Despite one of them flipping his vote in favor of taking the truck - board Chairman Gordon Crossman, D-Malone - Legislator and Public Safety Committee Chairman Marc "Tim" Lashomb, R-Malone, couldn't drum up the four votes needed to accept it.
Legislators have been skeptical about taking the bookmobile, which they helped buy for the Clinton-Essex-Franklin Library System in 2006, because they are concerned about hidden costs.
The bookmobile went out of service last year after the library system decided it could no longer afford to run it. Now the library system wants to give the large bus to Franklin, Essex and Clinton counties so they can use it in emergencies as a mobile command center and communication station.
Over the last few board meetings, legislators wondered whether Essex County was going to hop on board to take the bookmobile and, if it didn't, whether it would want money in return for its initial investment in the vehicle.
As it turned out, Essex County will not take the vehicle and will not request anything in return for it.
Lashomb asked his colleagues to make a final decision on it at a Thursday committee meeting.
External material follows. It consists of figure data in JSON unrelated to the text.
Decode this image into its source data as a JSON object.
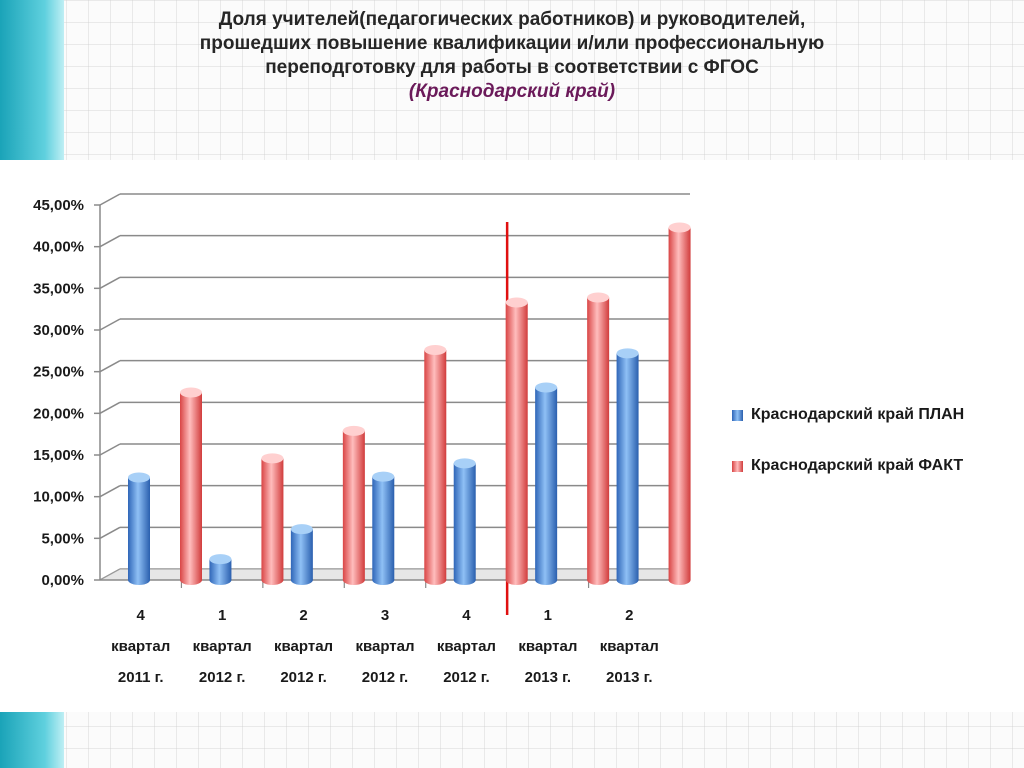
{
  "title": {
    "lines": [
      "Доля учителей(педагогических работников) и руководителей,",
      "прошедших повышение квалификации и/или профессиональную",
      "переподготовку для работы в соответствии с ФГОС"
    ],
    "subtitle": "(Краснодарский край)"
  },
  "chart_data": {
    "type": "bar",
    "title": "",
    "xlabel": "",
    "ylabel": "",
    "ylim": [
      0,
      45
    ],
    "yticks": [
      "0,00%",
      "5,00%",
      "10,00%",
      "15,00%",
      "20,00%",
      "25,00%",
      "30,00%",
      "35,00%",
      "40,00%",
      "45,00%"
    ],
    "categories": [
      [
        "4",
        "квартал",
        "2011 г."
      ],
      [
        "1",
        "квартал",
        "2012 г."
      ],
      [
        "2",
        "квартал",
        "2012 г."
      ],
      [
        "3",
        "квартал",
        "2012 г."
      ],
      [
        "4",
        "квартал",
        "2012 г."
      ],
      [
        "1",
        "квартал",
        "2013 г."
      ],
      [
        "2",
        "квартал",
        "2013 г."
      ]
    ],
    "series": [
      {
        "name": "Краснодарский край ПЛАН",
        "values": [
          12.3,
          2.5,
          6.1,
          12.4,
          14.0,
          23.1,
          27.2
        ],
        "color": "#3d7fd6"
      },
      {
        "name": "Краснодарский край ФАКТ",
        "values": [
          22.5,
          14.6,
          17.9,
          27.6,
          33.3,
          33.9,
          42.3
        ],
        "color": "#e05555"
      }
    ],
    "grid": true,
    "legend": "right",
    "divider_after_category": 4,
    "divider_color": "#e01010"
  }
}
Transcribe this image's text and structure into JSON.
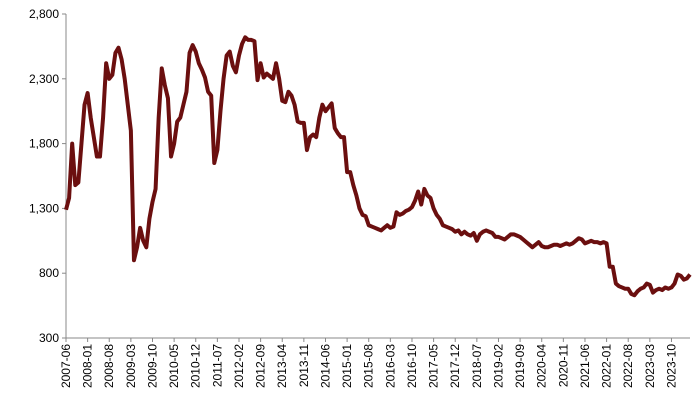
{
  "chart_data": {
    "type": "line",
    "categories": [
      "2007-06",
      null,
      null,
      null,
      null,
      null,
      null,
      "2008-01",
      null,
      null,
      null,
      null,
      null,
      null,
      "2008-08",
      null,
      null,
      null,
      null,
      null,
      null,
      "2009-03",
      null,
      null,
      null,
      null,
      null,
      null,
      "2009-10",
      null,
      null,
      null,
      null,
      null,
      null,
      "2010-05",
      null,
      null,
      null,
      null,
      null,
      null,
      "2010-12",
      null,
      null,
      null,
      null,
      null,
      null,
      "2011-07",
      null,
      null,
      null,
      null,
      null,
      null,
      "2012-02",
      null,
      null,
      null,
      null,
      null,
      null,
      "2012-09",
      null,
      null,
      null,
      null,
      null,
      null,
      "2013-04",
      null,
      null,
      null,
      null,
      null,
      null,
      "2013-11",
      null,
      null,
      null,
      null,
      null,
      null,
      "2014-06",
      null,
      null,
      null,
      null,
      null,
      null,
      "2015-01",
      null,
      null,
      null,
      null,
      null,
      null,
      "2015-08",
      null,
      null,
      null,
      null,
      null,
      null,
      "2016-03",
      null,
      null,
      null,
      null,
      null,
      null,
      "2016-10",
      null,
      null,
      null,
      null,
      null,
      null,
      "2017-05",
      null,
      null,
      null,
      null,
      null,
      null,
      "2017-12",
      null,
      null,
      null,
      null,
      null,
      null,
      "2018-07",
      null,
      null,
      null,
      null,
      null,
      null,
      "2019-02",
      null,
      null,
      null,
      null,
      null,
      null,
      "2019-09",
      null,
      null,
      null,
      null,
      null,
      null,
      "2020-04",
      null,
      null,
      null,
      null,
      null,
      null,
      "2020-11",
      null,
      null,
      null,
      null,
      null,
      null,
      "2021-06",
      null,
      null,
      null,
      null,
      null,
      null,
      "2022-01",
      null,
      null,
      null,
      null,
      null,
      null,
      "2022-08",
      null,
      null,
      null,
      null,
      null,
      null,
      "2023-03",
      null,
      null,
      null,
      null,
      null,
      null,
      "2023-10",
      null,
      null,
      null,
      null,
      null,
      null
    ],
    "values": [
      1290,
      1380,
      1800,
      1480,
      1500,
      1800,
      2100,
      2190,
      2000,
      1850,
      1700,
      1700,
      2000,
      2420,
      2300,
      2330,
      2500,
      2540,
      2450,
      2300,
      2100,
      1900,
      900,
      1000,
      1150,
      1050,
      1000,
      1220,
      1350,
      1450,
      2000,
      2380,
      2250,
      2150,
      1700,
      1800,
      1970,
      2000,
      2100,
      2200,
      2500,
      2560,
      2510,
      2420,
      2370,
      2310,
      2200,
      2170,
      1650,
      1750,
      2050,
      2300,
      2480,
      2510,
      2400,
      2350,
      2480,
      2570,
      2620,
      2600,
      2600,
      2590,
      2290,
      2420,
      2310,
      2340,
      2320,
      2300,
      2420,
      2300,
      2130,
      2120,
      2200,
      2170,
      2100,
      1970,
      1960,
      1960,
      1750,
      1850,
      1870,
      1850,
      2000,
      2100,
      2050,
      2080,
      2110,
      1920,
      1880,
      1850,
      1850,
      1580,
      1580,
      1480,
      1400,
      1300,
      1250,
      1240,
      1170,
      1160,
      1150,
      1140,
      1130,
      1150,
      1170,
      1150,
      1160,
      1270,
      1250,
      1260,
      1280,
      1290,
      1310,
      1360,
      1430,
      1330,
      1450,
      1400,
      1380,
      1300,
      1250,
      1220,
      1170,
      1160,
      1150,
      1140,
      1120,
      1130,
      1100,
      1120,
      1100,
      1090,
      1110,
      1050,
      1100,
      1120,
      1130,
      1120,
      1110,
      1080,
      1080,
      1070,
      1060,
      1080,
      1100,
      1100,
      1090,
      1080,
      1060,
      1040,
      1020,
      1000,
      1020,
      1040,
      1010,
      1000,
      1000,
      1010,
      1020,
      1020,
      1010,
      1020,
      1030,
      1020,
      1030,
      1050,
      1070,
      1060,
      1030,
      1040,
      1050,
      1040,
      1040,
      1030,
      1040,
      1030,
      850,
      850,
      720,
      700,
      690,
      680,
      680,
      640,
      630,
      660,
      680,
      690,
      720,
      710,
      650,
      670,
      680,
      670,
      690,
      680,
      690,
      720,
      790,
      780,
      750,
      760,
      790
    ],
    "color": "#6b0f0f",
    "ylim": [
      300,
      2800
    ],
    "yticks": [
      300,
      800,
      {
        "value": 1300,
        "label": "1,300"
      },
      {
        "value": 1800,
        "label": "1,800"
      },
      {
        "value": 2300,
        "label": "2,300"
      },
      {
        "value": 2800,
        "label": "2,800"
      }
    ]
  }
}
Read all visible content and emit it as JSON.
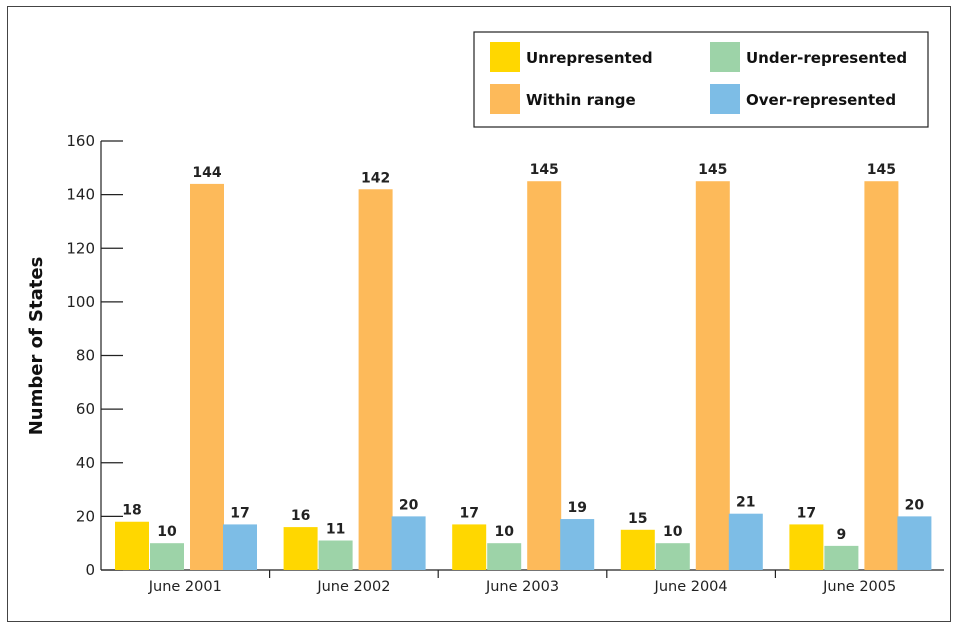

Legislator Paul Maroun, R-Tupper Lake, also a volunteer fireman in Tupper Lake, has been on the fence about the topic until now, but he told his fellow legislators Thursday that he could not support it because he doesn't believe the truck is absolutely needed.
"I've thought a lot about this," Maroun said.
Maroun said the library system board should never have made the offer and instead should have sold the bookmobile.
The board is still asking the county in its next budget for the same annual contribution, which was always labeled as money to run the bookmobile, saying that money is needed to keep the library system's doors open. Maroun said he plans to strongly question the library board when Franklin County is working on its budget, since he argues it is giving up a potential revenue source in the bookmobile.
"I think they're making a big mistake," Maroun said.
Legislators Sue Robideau, R-Brushton, David "Billy" Jones, D-Chateaugay, and Guy "Tim" Smith, D-Fort Covington, all voted no, saying they agreed with Maroun and didn't feel the vehicle is needed.
Legislator Tim Burpoe, D-Saranac Lake, is the only legislator other than Lashomb who supported taking the bookmobile since the topic came up.
"I think this is a small amount of a money relative to a $116 million budget," Burpoe said.
He said the county could easily do a one-year test period, limiting its spending on the vehicle to $2,000, and then re-evaluate from there.
"I think (county Emergency Services Director) Ricky (Provost) has made a compelling argument," Burpoe said.
Provost has said an emergency truck would be useful since the county's emergency squads can't communicate with one another because they operate on different wavelengths, but if all the different agencies had radio equipment in the truck, they could communicate.
Several legislators said that if Franklin County needs new radio equipment, the county should buy new radio equipment.
Burpoe argued that buying new radio equipment would cost more than it would to take the truck.
Lashomb said he thought it would have been worth it to take the vehicle, since there have been some serious emergencies in the county in recent years, and there are sure to be more in the future. But he accepted the outcome of the vote.
"I respect the democratic process," Lashomb said.